The sporting decade that was: The greatest hurling final ever
How many games in any sport made you feel the need to claim a state of wonder?
Kilkenny’s Paul Murphy and Brian Hogan challenge Patrick Maher of Tipperary in the drawn All-Ireland final of 2014. Photograph: Dan Sheridan
Croke Park, September 7th 2014: Kilkenny 3-22 Tipperary 1-28
A couple of weeks after Kilkenny and Tipperary produced this epic to end all epics, I got an email from a couple of Danish journalists who had been in town on a junket that weekend. Fáilte Ireland had given them the works, including a day out at the hurling final, and now that they had to write about it, they wanted to know more about the GAA. Was it really true the players weren’t paid? Were they really okay with that? What problems are there in the GAA?

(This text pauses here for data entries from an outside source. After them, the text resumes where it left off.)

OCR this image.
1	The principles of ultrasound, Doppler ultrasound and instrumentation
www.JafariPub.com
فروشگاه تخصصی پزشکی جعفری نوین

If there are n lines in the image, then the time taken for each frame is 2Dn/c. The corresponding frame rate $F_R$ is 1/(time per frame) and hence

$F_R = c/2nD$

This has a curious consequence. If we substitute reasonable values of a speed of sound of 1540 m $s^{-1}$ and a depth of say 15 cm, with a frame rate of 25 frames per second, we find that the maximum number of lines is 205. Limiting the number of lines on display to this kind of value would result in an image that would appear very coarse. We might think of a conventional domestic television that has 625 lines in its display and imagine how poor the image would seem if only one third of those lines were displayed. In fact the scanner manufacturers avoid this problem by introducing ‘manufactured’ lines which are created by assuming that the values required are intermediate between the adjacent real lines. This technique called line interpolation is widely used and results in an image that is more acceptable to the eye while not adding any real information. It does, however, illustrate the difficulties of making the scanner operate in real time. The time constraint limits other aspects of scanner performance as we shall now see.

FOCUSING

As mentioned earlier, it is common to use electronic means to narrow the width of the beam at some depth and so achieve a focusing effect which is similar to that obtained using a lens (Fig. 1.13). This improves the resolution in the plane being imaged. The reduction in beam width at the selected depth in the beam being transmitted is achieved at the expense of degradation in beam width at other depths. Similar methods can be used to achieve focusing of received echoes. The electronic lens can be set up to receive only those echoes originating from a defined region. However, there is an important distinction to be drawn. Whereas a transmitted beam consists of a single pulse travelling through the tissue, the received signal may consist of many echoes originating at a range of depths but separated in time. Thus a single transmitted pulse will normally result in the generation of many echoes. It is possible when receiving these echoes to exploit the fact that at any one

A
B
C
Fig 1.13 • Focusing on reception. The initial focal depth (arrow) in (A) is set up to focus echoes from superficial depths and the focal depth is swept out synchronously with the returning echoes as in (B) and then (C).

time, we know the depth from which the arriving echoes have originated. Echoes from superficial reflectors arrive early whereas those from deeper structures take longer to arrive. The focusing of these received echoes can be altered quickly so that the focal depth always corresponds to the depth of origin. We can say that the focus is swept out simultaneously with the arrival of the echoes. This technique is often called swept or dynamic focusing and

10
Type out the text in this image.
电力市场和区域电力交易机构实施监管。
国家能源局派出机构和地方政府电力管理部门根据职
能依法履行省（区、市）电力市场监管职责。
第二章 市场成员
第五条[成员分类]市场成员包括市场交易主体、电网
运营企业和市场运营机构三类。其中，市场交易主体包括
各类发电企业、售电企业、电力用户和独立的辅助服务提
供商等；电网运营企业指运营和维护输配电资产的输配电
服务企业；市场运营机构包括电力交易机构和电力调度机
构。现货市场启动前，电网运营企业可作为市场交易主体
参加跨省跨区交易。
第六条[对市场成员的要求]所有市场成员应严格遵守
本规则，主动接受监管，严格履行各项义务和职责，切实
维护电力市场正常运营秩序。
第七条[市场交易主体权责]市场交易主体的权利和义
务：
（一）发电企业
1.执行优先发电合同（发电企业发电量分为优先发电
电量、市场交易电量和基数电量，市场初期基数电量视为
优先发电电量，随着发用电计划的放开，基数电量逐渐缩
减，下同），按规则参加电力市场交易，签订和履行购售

After giving them the answers - yes; yes and no; how long have you got? - I felt it was only right to let them know that they hadn’t just been at any run of the mill match that day. “Not every hurling game is that good,” I told them. “And not all players are able to play that well. The whole country was in a state of wonder for a few days after it.”
Even if reading that back now feels like I might have been over-egging it a touch (Really Mal? The whole country?), it nonetheless makes picking a moment of the decade a terribly simple task. How many games in any sport made you feel the need to claim a state of wonder? Would you get one a year? Five a decade?
In a way, the drawn All-Ireland final of 2014 has been slightly diminished over time by the simple fact of what Kilkenny did to ensure the replay wouldn’t be the same sort of game. But taken on its own merits, it stands above all the other monumental games in a decade that had plenty of them.
Richie Hogan and Seamus Callanan were on another planet. Bonner Maher was the keystone of the Tipp attack, scoring a goal and drawing a penalty. Richie Power chipped in with a wizard-wristed 2-1. On a day when the teams split 4-50 between them, there were still huge defensive displays from Cathal Barrett and Paul Murphy.
Here’s what it was, actually. In the 44th minute, a long strike from Brendan Maher tailed just wide of the Canal End goal. The next time either side struck a wide was when John O’Dwyer’s injury-time free to win it all had to go to Hawkeye. For half an hour of hurling when the stakes were highest and the tension deepest and the punishment for missing was absolute, nobody did.
A few days? You’d be in a state of wonder at it even now.